2-4 PASSING ARRAYS TO SUBPROGRAMS - ADJUSTABLE AND ASSUMED SIZE ARRAYS
***********************************************************************
(Thanks to Craig Burley for the important corrections and contributions
to this chapter)
Arrays "internals"
------------------
An array is an allocated area in memory, together with the information
needed to interpret it correctly. The information needed for that
consists of:
1) The data type of the elements. All elements have
the same data type, so it's natural to attribute
the same data type to the array itself. In other
words there is one data type per array, and it
applies to all elements.
2) Number of dimensions
3) The start-index and end-index of each dimension
4) Specification of the element order in memory
The compiler needs all this information in order to generate references
to array elements, or implement whole array operations. Since a FORTRAN
compiler compiles separately each procedure, this info must be available
in the called procedure, when passing an array to a procedure.
Possible mechanisms for passing array configuration info are combinations
of the following:
1) Explicit declarations in the called procedure
2) Using the procedure arguments or common block variables
3) Ignoring some of the info, if possible
4) A special data structure passed with the array itself
In Fortran 90, when using assumed-shape arrays, part of this information
is passed explicitly with the help of a special data structure called
"dope vector" or "descriptor". In all other cases, the compiler uses info
inferred from the data declarations of the called procedure.
The internal structure of arrays is imposed by the compiler consistently
interpreting the storage area as a sequence of specific elements.

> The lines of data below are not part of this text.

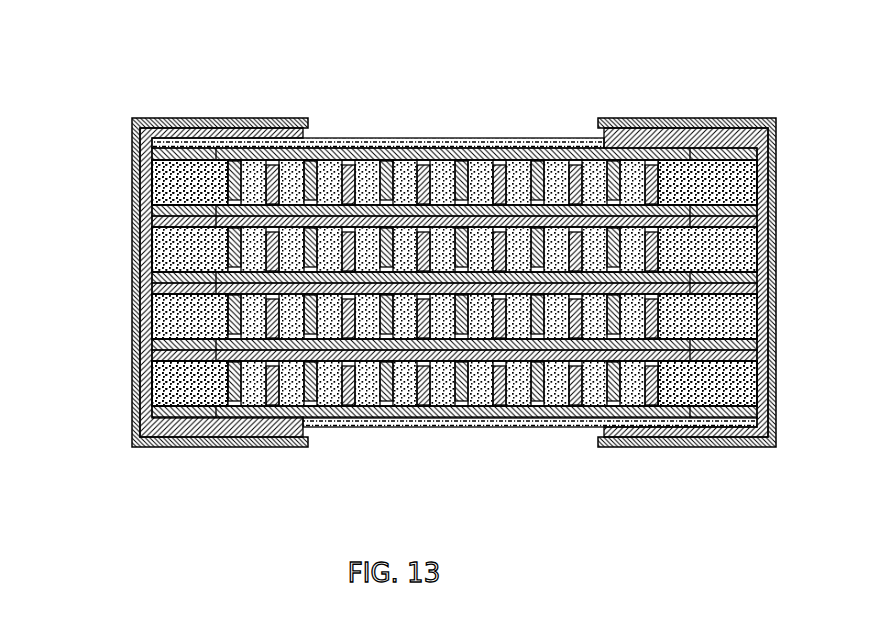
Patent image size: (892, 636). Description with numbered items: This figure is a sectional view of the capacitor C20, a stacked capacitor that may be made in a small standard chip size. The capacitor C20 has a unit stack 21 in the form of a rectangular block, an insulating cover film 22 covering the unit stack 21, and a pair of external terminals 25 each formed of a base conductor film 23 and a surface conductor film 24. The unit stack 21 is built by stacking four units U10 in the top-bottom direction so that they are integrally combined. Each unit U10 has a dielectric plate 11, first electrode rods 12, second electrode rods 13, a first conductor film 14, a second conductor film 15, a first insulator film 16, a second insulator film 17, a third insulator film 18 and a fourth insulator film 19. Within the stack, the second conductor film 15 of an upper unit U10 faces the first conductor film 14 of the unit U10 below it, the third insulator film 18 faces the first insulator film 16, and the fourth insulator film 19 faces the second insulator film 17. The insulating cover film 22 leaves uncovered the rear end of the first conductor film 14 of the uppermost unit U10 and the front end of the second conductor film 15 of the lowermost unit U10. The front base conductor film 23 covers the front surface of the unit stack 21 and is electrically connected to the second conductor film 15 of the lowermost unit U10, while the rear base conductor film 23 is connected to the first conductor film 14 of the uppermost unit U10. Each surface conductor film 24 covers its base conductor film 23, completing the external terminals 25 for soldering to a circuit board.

The capacitor C20 is at (144, 115).
The external terminal 25 is at (454, 234).
The surface conductor film 24 is at (290, 66).
The base conductor film 23 is at (270, 131).
The unit stack 21 is at (478, 144).
The insulating cover film 22 is at (520, 144).
The first conductor film 14 is at (365, 215).
The first electrode rods 12 is at (390, 185).
The second electrode rods 13 is at (424, 185).
The second conductor film 15 is at (574, 252).
The first insulator film 16 is at (172, 252).
The third insulator film 18 is at (203, 252).
The second insulator film 17 is at (742, 252).
The fourth insulator film 19 is at (706, 252).
The unit U10 is at (130, 150).
The dielectric plate 11 is at (152, 186).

The interpretation is done by code the compiler inserts in the program,
the code implements a formula that translates array indices to memory
addresses. For example, a formula for a one-dimensional array may be
similar to:
Memory-address =
Base-address + Element-size * (Array-index - Start-index)

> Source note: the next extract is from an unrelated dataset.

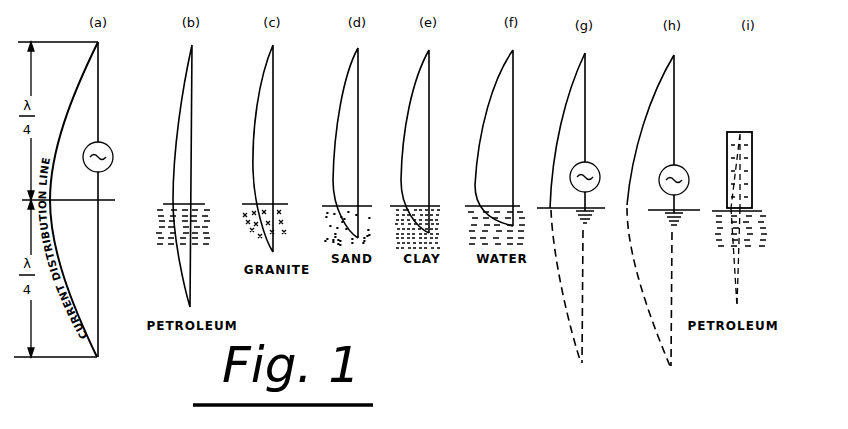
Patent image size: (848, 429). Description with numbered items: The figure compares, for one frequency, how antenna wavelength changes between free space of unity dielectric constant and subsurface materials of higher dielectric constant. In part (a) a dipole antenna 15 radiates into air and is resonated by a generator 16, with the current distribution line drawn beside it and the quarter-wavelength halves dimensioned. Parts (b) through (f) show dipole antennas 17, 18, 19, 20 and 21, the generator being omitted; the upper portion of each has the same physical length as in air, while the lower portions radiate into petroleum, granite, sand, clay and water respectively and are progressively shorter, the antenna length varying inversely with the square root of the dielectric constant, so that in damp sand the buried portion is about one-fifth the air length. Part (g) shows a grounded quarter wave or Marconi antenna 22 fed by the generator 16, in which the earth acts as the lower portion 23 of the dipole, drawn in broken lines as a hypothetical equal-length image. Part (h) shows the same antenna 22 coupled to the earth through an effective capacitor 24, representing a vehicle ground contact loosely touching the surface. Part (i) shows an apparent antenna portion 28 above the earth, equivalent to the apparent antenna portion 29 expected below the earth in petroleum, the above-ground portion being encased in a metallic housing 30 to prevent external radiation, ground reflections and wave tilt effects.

The default start address in FORTRAN is of course 1.
See the section on array storage order for a description of FORTRAN's
'column major' storage order and the implications on array processing
loops and memory management.
FORTRAN 77 array sizes are determined at the time of compilation, the
'outermost' declaration of the array allocates a chunk of memory, and
the size of that memory chunk can't be changed during runtime.
Passing arrays to subprograms
-----------------------------
Arrays declared at an 'outer' procedure (the calling procedure or
some procedure that called it) can be passed to another procedure
(the called procedure).
Note that dimensional and data-type information is usually not
passed with variables (e.g. and arrays). As FORTRAN compiles
each procedure separately, the same storage area can be interpreted
differently in each procedure without any warning.

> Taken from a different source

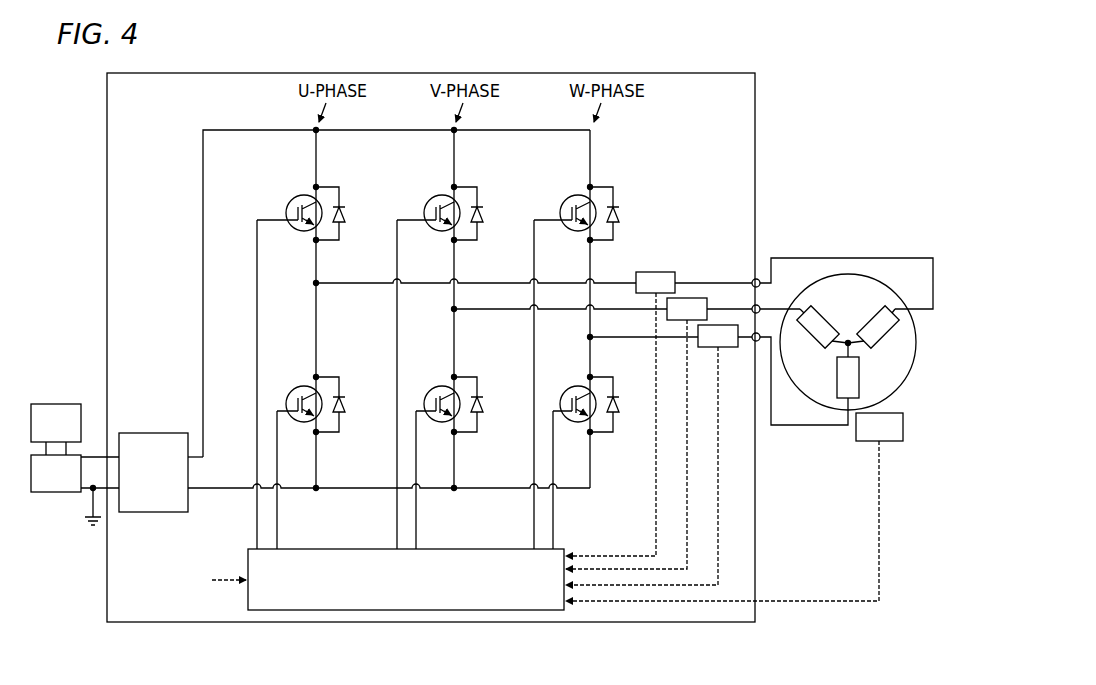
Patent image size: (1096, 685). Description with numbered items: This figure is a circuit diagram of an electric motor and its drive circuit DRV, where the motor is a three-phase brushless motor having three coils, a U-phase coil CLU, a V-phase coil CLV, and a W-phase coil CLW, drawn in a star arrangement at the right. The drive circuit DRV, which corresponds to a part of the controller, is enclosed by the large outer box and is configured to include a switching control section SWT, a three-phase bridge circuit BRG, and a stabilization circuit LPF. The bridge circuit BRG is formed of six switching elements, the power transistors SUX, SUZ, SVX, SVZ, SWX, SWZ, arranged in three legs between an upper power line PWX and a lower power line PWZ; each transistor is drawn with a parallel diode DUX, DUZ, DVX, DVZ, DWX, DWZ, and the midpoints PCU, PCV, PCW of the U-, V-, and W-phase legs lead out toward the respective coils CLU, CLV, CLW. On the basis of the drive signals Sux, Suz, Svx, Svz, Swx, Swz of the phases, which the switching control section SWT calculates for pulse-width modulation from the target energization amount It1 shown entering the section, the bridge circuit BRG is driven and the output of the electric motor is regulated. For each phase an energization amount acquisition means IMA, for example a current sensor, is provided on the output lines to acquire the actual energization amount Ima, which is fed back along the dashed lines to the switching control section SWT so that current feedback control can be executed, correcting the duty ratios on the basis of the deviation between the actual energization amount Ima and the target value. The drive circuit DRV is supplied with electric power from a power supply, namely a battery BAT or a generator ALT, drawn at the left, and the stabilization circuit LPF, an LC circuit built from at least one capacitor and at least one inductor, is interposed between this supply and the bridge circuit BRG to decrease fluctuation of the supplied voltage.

Most FORTRAN compilers pass arrays by passing the address of the
array, in this case all subprograms that use the array will then
work on the same (and only) copy.
The FORTRAN standard allows array passing by another method called
copying in/out or copy/restore. This method is not popular on
uni-processor machines, copying the array on every procedure call,
will make large arrays get duplicated in memory again and again,
copying in/out only the array base address is done by many FORTRAN
implementations.
On distributed memory machines copying in/out is faster, it is more
efficient to move the array in one piece over the network. This method
was also used in some of the early stack machine, like some of the
A series mainframes.
If your compiler uses copying in/out, some non-standard tricks will
not work, e.g. declaring arrays to have length 1 and having larger
array indices (that necessarily go out bounds).
When the array is declared in the 'outermost' procedure, the compiler
allocates memory for it. When you pass the array with a CALL
statement, the compiler actually passes the base-address of the same
array to the called procedure. When the called procedure operates on
the array it works on the same array - uses the same memory storage
area, the array is not 'copied' to another memory area (But, it might
be in some cases on some Fortran systems).
In short, the memory used in an array is allocated in the 'topmost'
declaration and reused when you pass the array to other procedures.
Comparison of the various array (and string) types
--------------------------------------------------
For further explanation see below.
| Declaration syntax | Physical size in | Logical size in
| | called routine | called routine
------------------|--------------------|-------------------|-----------------
Constant | INTEGER ARR(10) | Constant in all | Same as the
(created/passed) | | invocations | physical size
------------------|--------------------|-------------------|-----------------
Adjustable | INTEGER ARR(N) | The size it had | Whatever value N
(passed) | N & ARR dummy args | in the caller | had upon entry
------------------|--------------------|-------------------|-----------------
Assumed-size | INTEGER ARR(*) | The size it had | The compiler
(passed) | | in the caller | doesn't know it
------------------|--------------------|-------------------|-----------------
Automatic~ | INTEGER ARR(N) | Whatever value N | Same as the
(created) | N a dummy arg | had upon entry | physical size
------------------|--------------------|-------------------|-----------------
Assumed-shape~~ | INTEGER ARR(:) | Same bounds & size| Same as the
(passed) | ARR a dummy arg | as in the caller | physical size
------------------|--------------------|-------------------|-----------------
~ Automatic arrays are supported in g77 and Fortran 90
~~ Assumed-shape arrays are supported in Fortran 90
------------------|--------------------|-------------------|-----------------
Constant string | CHARACTER ST*10 | constant in all | same as the
(created) | | invocations | physical size
------------------|--------------------|-------------------|-----------------
Passed-length | CHARACTER ST*(*) | Whatever size it | same as the
string (passed) | | had in the caller | physical size
------------------|--------------------|-------------------|-----------------
Redeclaration problem
---------------------
When you pass an array to a subprogram you really (in most compilers)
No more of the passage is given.